Team members use a multi-step ‘bundle’ approach to reduce infection rates in hospital trauma unit.
Washington, D.C., October 6, 2010—Critically ill patients on a breathing tube are at risk not only from their injuries or diseases, but also from infections they can contract in the hospital. One of the most common infections is pneumonia from breathing tubes. A study of a new multidisciplinary protocol that has all but eliminated such infections at one hospital was reported on today at the 2010 Annual Clinical Congress of the American College of Surgeons.
Some estimates have put the incidence of ventilator-associated pneumonia, or VAP, at 250,000 to 300,000 cases a year in the United States, approximately five to 10 cases per 1,000 hospital admissions. Riad Cachecho, MD, MBA, FACS, studied the use of what is called a VAP bundle at Crozer-Chester Medical Center (CCMC) in Chester, PA, that led to elimination of VAP by the end of a four-year study period. “It is not impossible to eradicate ventilator-associated pneumonia from a trauma unit,” reported Dr. Cachecho, medical director of the Crozer Regional Trauma Center.
VAP is defined as a lower airway infection that occurs more than 48 hours after a patient has been placed on a breathing tube. VAP has been linked in some studies to longer patient stays in intensive care units and up to $40,000 in increased costs per individual patient, according to Dr. Cachecho.
The VAP bundle that was devised at CCMC consists of several steps in the care of the trauma unit patient, including elevating the patient’s head. Nurses also clean the patient’s mouth every two hours, rinsing the mouth with a germicidal mouthwash every six hours.
Dr. Cachecho analyzed data on 2,290 trauma patients brought to his institution’s shock trauma unit from 2005 to 2009, 1,006 of whom were on mechanical ventilation for more than 24 hours. His study was divided into two periods: 2005-2006 when education of the VAP bundle was taking place and 2007-2009 when the VAP bundle was fully implemented.
The pneumonia rate dropped to 1.5 per 1,000 ventilator days in 2007-2009 compared with 7.9 during the education period. The study showed no cases in the last eight months of 2009. Additionally, no cases of VAP occurred in the first three months of 2010, according to Dr. Cachecho.

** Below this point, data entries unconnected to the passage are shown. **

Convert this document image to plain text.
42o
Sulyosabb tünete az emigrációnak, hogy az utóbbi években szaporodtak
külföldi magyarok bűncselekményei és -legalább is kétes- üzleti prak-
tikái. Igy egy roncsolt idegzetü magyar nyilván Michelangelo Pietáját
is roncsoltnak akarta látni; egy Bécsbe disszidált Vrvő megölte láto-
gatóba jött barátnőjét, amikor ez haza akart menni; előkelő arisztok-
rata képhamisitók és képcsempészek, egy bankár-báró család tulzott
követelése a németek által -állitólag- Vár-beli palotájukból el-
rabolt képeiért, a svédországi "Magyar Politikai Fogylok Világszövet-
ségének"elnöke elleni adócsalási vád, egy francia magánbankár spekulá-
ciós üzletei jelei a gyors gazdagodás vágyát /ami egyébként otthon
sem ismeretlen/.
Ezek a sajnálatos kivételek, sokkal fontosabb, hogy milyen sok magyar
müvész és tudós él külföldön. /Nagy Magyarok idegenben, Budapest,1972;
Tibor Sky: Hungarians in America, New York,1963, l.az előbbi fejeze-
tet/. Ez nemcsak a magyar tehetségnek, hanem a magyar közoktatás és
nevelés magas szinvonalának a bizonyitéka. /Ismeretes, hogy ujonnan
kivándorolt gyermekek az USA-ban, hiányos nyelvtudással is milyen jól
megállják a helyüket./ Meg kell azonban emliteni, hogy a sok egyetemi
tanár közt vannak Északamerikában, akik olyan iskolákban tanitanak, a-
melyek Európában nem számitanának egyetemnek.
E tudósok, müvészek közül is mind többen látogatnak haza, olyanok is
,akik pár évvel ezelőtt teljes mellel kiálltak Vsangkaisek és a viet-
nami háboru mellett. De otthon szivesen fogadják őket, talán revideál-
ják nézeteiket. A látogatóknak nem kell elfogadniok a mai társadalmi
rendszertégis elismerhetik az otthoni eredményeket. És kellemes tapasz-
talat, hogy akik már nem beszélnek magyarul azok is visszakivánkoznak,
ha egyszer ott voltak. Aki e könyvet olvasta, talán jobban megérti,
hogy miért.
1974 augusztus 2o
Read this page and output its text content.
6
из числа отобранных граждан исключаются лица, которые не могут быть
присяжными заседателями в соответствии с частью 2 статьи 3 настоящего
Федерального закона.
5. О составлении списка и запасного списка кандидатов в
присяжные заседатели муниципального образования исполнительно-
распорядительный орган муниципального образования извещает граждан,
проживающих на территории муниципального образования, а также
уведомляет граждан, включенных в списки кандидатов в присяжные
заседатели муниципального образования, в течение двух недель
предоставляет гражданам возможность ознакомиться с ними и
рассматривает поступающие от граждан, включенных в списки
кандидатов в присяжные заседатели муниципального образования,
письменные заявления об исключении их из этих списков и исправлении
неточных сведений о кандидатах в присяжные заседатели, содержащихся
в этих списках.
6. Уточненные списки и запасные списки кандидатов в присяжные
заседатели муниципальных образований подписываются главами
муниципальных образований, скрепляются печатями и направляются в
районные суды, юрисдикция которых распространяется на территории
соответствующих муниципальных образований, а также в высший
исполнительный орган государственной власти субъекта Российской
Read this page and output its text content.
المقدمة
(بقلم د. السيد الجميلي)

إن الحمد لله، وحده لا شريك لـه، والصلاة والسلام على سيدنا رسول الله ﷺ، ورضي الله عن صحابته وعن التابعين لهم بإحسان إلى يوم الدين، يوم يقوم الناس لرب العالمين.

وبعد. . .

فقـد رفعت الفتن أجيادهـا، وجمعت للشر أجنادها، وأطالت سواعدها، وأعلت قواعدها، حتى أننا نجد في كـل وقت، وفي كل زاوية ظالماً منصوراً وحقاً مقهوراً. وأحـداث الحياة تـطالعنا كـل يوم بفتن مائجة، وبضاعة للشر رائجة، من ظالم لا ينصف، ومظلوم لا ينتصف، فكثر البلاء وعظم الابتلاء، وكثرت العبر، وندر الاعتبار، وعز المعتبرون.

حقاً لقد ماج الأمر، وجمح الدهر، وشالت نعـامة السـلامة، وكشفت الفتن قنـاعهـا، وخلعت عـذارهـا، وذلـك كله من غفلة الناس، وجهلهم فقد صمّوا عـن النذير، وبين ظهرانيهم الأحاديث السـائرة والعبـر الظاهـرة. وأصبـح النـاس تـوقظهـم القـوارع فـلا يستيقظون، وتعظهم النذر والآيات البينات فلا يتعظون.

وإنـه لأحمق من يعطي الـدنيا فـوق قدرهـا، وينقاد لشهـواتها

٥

The VAP bundle is part of a broader strategy the Crozer-Chester trauma unit employs that includes daily multidisciplinary patient rounds involving all members of the care team, including the primary nurse, the trauma surgeon, a pharmacist, respiratory therapist, social worker, and the trauma unit manager or the shift manager along with residents and students. The team uses a check list to review every item of the VAP bundle and all other bundles used in the trauma unit.
“Part of our improved culture of safety in the ICU is empowering nurses to question physicians, whether senior or junior, when they see things they don’t like,” Dr. Cachecho said. Other parts of the VAP bundle include blood-glucose control and preventative measures against gastrointestinal bleeding and blood clots in the legs. Recently, the trauma team added a new initiative to limit the amount of blood drawn for routine daily labs, limiting the blood loss caused by the unnecessary blood tests.
“Society today expects that when patients come to the hospital that they will not get an infection,” Dr. Cachecho explained. “One of the goals of the health care team should be to prevent any complications or side effects, whether it’s a hospital-acquired infection or an injury. Hospital care should be looked at as a zero-defect system, just like going on an airplane,” he concluded.
Dr. Cachecho was the sole investigator in this study.